Tried it out: AMD GCN - Introducing the Radeon HD 7970 and HD 7950
The time has come for us to finally introduce the AMD GCN (Graphics Core Next) architecture and its two most powerful representatives, the Radeon HD 7970 and the Radeon HD 7950.
Of the HD 7950, we immediately paid tribute to two of them, so we also had the opportunity to test CrossFireX, and we also performed tuned measurements with both cards. Of course, we also sent a number of riders against the two new cannons to see how much the cards had accelerated compared to the previous generation GeForces and Radeons.
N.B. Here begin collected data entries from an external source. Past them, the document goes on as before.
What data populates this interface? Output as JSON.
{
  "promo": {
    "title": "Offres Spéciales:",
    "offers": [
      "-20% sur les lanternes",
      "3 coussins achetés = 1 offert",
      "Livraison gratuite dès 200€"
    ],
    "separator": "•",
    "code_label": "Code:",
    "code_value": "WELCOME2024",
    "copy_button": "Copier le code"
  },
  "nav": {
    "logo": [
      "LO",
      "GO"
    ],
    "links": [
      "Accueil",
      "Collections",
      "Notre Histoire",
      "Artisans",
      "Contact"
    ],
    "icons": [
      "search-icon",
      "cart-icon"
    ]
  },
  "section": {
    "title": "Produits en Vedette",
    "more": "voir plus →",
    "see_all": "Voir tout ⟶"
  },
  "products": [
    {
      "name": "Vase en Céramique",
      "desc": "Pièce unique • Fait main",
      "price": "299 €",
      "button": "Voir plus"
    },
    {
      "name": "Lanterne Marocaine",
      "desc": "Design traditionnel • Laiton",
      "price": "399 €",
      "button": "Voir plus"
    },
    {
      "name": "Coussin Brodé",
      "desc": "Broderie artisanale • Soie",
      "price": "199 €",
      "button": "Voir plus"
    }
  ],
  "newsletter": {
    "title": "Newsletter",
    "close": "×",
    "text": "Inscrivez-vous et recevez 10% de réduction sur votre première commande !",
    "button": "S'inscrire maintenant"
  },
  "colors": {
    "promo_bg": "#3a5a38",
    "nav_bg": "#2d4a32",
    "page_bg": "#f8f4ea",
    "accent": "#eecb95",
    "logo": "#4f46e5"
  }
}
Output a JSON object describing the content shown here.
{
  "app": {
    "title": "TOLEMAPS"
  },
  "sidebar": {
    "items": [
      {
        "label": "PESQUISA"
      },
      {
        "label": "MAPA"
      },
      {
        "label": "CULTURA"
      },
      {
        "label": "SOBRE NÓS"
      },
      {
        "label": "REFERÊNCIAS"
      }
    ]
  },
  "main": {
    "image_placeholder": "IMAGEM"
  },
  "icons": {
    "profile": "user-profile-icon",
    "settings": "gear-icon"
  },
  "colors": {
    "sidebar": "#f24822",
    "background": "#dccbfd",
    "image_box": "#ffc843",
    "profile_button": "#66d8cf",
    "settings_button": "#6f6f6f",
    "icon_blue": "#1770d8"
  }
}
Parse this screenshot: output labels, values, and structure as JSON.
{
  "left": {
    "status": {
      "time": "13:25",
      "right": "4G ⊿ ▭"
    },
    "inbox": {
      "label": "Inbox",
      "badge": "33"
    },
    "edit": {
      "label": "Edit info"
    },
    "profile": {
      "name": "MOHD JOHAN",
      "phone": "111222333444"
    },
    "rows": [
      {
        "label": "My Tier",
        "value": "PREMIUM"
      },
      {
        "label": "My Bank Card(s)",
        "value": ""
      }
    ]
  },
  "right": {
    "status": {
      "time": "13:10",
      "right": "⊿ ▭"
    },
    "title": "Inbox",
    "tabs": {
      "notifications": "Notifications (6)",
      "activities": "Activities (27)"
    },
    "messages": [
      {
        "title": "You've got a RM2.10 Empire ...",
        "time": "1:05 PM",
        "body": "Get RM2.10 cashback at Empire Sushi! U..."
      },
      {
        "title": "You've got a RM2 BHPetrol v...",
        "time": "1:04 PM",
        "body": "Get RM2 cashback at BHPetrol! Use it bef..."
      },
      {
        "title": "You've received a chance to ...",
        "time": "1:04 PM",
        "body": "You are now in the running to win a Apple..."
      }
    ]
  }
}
Before we get into the participants and the tests, we will take a closer look at the GCN architecture and take over the features of the HD 7970 and HD 7950.
Graphics Core Next
In May 2007, AMD introduced the Radeon HD 2900 XT graphics card, which was already built on a unified shader architecture. As it turned out, the design had a number of flaws, but the problems were almost completely eliminated by the time of the Radeon HD 4000 series, giving the company a foothold in the desktop graphics card market. At this point, it could be seen that radical changes were needed now. The HD 6900 “Cayman” series is considered the first step. Here, the previous 5-way superscalar processors (VLIW5) have been replaced by 4-way processors (VLIW4), and Cayman was the first chip to handle multiple independent instruction streams. The other big innovation was the introduction of two “graphics engines” that doubled the triangle setup capacity - increasing tessellating power - and the number of some elements (Rasterizer, Hierarchical Z, Tessellator). He became the subject of our next level test today. Thanks to an architecture called Graphics Core Next (GCN), shader arrays working with VLIW instructions used so far have become obsolete, replaced by so-called Compute Units (CUs). GCN made its debut in the Radeon HD 7900 “Tahiti” family.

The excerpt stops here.